In one of my favorite movies, Father of the Bride, there is a scene at the beginning when Steve Martin’s character’s daughter returns home from studying in Italy to inform her parents that she is engaged. While Annie tells her parents the news at the dinner table, the camera shows us what Steve Martin feels like he is seeing– a nine-year-old pigtailed version of Annie explaining to her family that she met a boy and fell in love and is getting married. I feel a little like Steve Martin in this scenario, only I am looking at myself. I feel a bit like a little girl playing pretend–trying to look for real jobs, make important decisions, and decide where I want to live.

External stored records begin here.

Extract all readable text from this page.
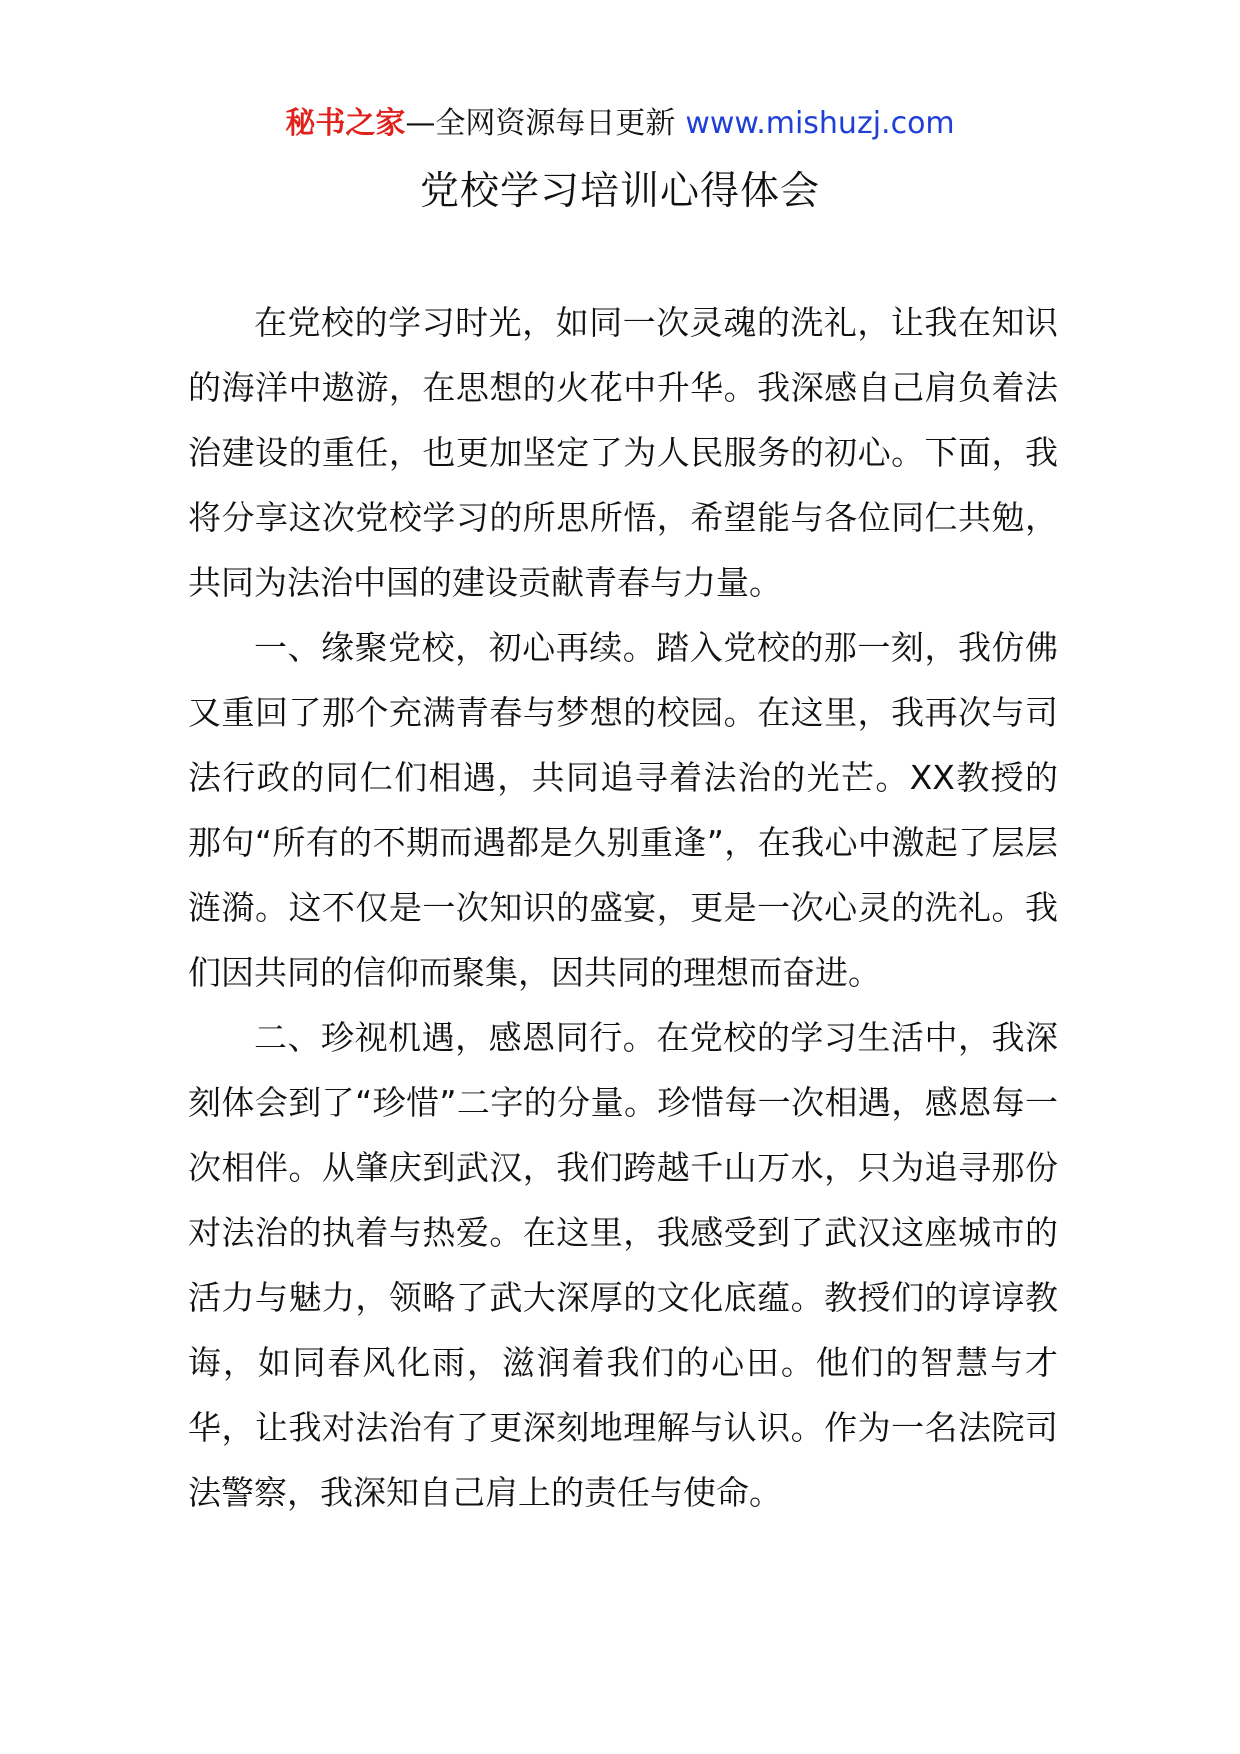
秘书之家—全网资源每日更新 www.mishuzj.com
党校学习培训心得体会

在党校的学习时光，如同一次灵魂的洗礼，让我在知识的海洋中遨游，在思想的火花中升华。我深感自己肩负着法治建设的重任，也更加坚定了为人民服务的初心。下面，我将分享这次党校学习的所思所悟，希望能与各位同仁共勉，共同为法治中国的建设贡献青春与力量。

一、缘聚党校，初心再续。踏入党校的那一刻，我仿佛又重回了那个充满青春与梦想的校园。在这里，我再次与司法行政的同仁们相遇，共同追寻着法治的光芒。XX教授的那句“所有的不期而遇都是久别重逢”，在我心中激起了层层涟漪。这不仅是一次知识的盛宴，更是一次心灵的洗礼。我们因共同的信仰而聚集，因共同的理想而奋进。

二、珍视机遇，感恩同行。在党校的学习生活中，我深刻体会到了“珍惜”二字的分量。珍惜每一次相遇，感恩每一次相伴。从肇庆到武汉，我们跨越千山万水，只为追寻那份对法治的执着与热爱。在这里，我感受到了武汉这座城市的活力与魅力，领略了武大深厚的文化底蕴。教授们的谆谆教诲，如同春风化雨，滋润着我们的心田。他们的智慧与才华，让我对法治有了更深刻地理解与认识。作为一名法院司法警察，我深知自己肩上的责任与使命。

One of the reasons for this disbelief (some might go even so far as to say denial) might be partly due to my complex relationship to the concept of time and my propensity for crippling nostalgia, leading to a certain reluctance to age. It is difficult to believe that the parts of my life that have passed by are gone forever, are frozen permanently as something that happened a long time ago. Listening to adults refer to their childhoods as this sort of dream-like, far off thing is sort of how I feel when referring to my future. Is any of it even real? And how can I possibly have arrived at the point in my life where it is my turn to start referring to my childhood as some sort of lovely picture book tucked away on a shelf? I’ve already started forgetting names, forgetting faces, forgetting the order of events that took place in elementary and middle school. High school will go soon. I sometimes even look around myself in large groups while at college and realize that in ten years I won’t even remember that half of these people exist, that they will fade out of my consciousness until it is almost like they were never there at all. It claws at me in a desperate, wrenching way that I’m not sure it does at everyone–this knowing that certain things in life have already happened and there’s no way to go back to them, really. I have one year left, and then my childhood, already stretched in my mind to encompass these last few years that might not even belong to it, is officially over. There are so many things that are gone that I can never have back– the freedom to watch The Little Mermaid as many times as I wanted to when Robbie had just been born, ski practice in high school, Sandy, living with my entire family under one roof, playing pretend in the backyard because we didn’t have anything else to do, going up to Rangeley for two whole weeks at a time, Mom’s dinners every night, and so many more things that occasionally flit back to me and induce a little (or sometimes not so little) pang of nostalgia.
I suppose that this weakness for wistfulness or sentimentality or reminiscence lends me particularly to the kind of adulthood I have chosen to pursue, as uncertain and unstable as it may be– an adulthood where I am free to return, whenever and however I want, to any of those glimmering, far-away moments through writing. And in that way I like to think that they will never really be forgotten.